Will Fussy Kitty-ism every change?  I doubt it.  As I noted in my previous posting on the subject, it is a powerful marketing tool.  By getting people to swear allegiance to Coke over Pepsi, Chevy over Ford, or Miller over Bud, you've locked them in as consumers for life.   Never mind the fact that their "choice" is largely illusory and also idiotic - selecting one slightly different product over another.

Now, there are, of course, real gourmands out there who can tell one fine wine from another.  But it is an interesting thing, when they visit your home, they are the least likely to be fussy kitties, as they don't expect you to carry their favorite bottle of $250 wine.   In most cases, they accept whatever dreck you offer, because they realize that not everyone is sophisticated as they are.   It's called being polite.

Fussy Kitty-ism gets in the way of life or more precisely gets in the way of enjoyment of life, as you will miss out on so much by having idiotic "preferences" that mean nothing.

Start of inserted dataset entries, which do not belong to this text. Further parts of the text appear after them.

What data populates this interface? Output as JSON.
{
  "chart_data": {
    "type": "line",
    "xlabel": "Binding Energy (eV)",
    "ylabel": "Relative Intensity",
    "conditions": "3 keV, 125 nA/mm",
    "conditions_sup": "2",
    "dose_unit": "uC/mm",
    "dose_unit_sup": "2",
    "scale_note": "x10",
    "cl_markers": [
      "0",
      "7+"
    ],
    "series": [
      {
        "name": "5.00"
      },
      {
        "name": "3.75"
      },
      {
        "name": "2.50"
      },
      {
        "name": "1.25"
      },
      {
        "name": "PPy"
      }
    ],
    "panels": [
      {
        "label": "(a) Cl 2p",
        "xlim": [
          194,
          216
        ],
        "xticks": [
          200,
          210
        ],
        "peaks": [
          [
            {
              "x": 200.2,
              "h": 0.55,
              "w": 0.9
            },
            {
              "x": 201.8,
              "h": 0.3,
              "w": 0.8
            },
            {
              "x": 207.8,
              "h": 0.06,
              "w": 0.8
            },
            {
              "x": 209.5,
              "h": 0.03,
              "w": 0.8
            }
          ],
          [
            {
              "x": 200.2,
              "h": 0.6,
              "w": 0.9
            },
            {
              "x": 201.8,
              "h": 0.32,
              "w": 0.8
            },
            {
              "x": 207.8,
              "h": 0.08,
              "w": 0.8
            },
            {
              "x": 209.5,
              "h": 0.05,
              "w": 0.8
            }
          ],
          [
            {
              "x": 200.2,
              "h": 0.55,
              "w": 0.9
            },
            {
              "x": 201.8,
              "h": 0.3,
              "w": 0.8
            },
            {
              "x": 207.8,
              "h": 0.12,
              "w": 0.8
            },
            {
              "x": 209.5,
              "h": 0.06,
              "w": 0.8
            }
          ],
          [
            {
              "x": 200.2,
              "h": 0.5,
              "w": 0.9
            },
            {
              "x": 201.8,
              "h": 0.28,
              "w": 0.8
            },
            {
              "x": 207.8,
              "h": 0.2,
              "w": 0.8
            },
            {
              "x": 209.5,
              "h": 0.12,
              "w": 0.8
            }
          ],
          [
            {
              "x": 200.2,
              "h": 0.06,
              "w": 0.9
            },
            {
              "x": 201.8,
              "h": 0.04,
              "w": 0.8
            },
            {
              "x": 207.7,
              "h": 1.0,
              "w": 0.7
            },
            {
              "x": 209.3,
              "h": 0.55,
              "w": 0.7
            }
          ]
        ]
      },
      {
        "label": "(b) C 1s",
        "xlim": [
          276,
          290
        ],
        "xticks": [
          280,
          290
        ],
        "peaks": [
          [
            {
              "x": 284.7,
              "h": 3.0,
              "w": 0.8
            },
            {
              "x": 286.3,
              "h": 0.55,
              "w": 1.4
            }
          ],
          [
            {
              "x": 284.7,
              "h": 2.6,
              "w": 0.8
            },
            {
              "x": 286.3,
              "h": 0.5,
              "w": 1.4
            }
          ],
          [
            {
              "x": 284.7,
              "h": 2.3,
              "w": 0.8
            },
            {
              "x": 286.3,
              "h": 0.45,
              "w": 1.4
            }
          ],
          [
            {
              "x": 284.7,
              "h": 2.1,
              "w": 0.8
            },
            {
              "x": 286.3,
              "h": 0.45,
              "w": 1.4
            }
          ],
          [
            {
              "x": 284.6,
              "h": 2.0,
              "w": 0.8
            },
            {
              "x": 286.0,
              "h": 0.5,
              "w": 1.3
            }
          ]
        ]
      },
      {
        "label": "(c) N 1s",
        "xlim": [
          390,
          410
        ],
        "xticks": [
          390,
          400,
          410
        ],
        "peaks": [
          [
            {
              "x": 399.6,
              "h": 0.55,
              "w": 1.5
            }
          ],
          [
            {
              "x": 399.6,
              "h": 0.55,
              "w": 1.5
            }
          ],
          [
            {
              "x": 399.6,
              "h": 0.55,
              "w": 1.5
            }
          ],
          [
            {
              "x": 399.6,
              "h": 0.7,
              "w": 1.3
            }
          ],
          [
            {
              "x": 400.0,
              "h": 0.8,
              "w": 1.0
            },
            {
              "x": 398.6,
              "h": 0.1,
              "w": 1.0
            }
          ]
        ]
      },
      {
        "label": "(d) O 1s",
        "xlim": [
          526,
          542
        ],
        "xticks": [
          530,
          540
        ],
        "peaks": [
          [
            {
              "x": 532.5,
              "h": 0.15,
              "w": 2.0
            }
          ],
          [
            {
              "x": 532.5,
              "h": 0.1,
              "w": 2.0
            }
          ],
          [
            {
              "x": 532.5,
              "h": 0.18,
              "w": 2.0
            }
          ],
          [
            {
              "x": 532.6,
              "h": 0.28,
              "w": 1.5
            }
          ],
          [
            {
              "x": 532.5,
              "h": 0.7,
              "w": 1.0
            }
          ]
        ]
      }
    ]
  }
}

For example, I used to not like seafood.  This probably stems from the fact that the only seafood I had as a child were freezer-burned Mrs. Paul's frozen fish sticks that probably had survived a power outage in Mom's freezer.   They smelled like an aquarium with a dead fish in it.  But one day, I realized I was missing out on so much in life by having idiotic "preferences" like that.  My friends were going to Bertha's Mussels in Baltimore and I said I would like to try them.  I realized that I was 40 years old and hadn't even tried half the things there were in life, due to fussy kitty-ism.

Since then, I have learned to enjoy many forms of seafood, including lobster autopsy.   And I've learned that there are better mussels than Bertha's as well!   I learned that being a Fussy Kitty means only that you miss out on life and annoy other people.   Fussy Kitty-ism is a form of FEAR, and fear is never an emotion to be trusted.

Stop being a Fussy Kitty and LIVE!

UPDATE:   It occurs to me that Fussy Kittyism might be a marketing tool.   In other words, people are fussy kitties because the marketers encourage them to be so.   In advertisements, we are told that everything that you buy is special and unique and particular to you - and that you are above the rest of the crowd because of your careful selection of consumer merchandise!   So maybe that explains fussy kittyism - it is just another form of marketing.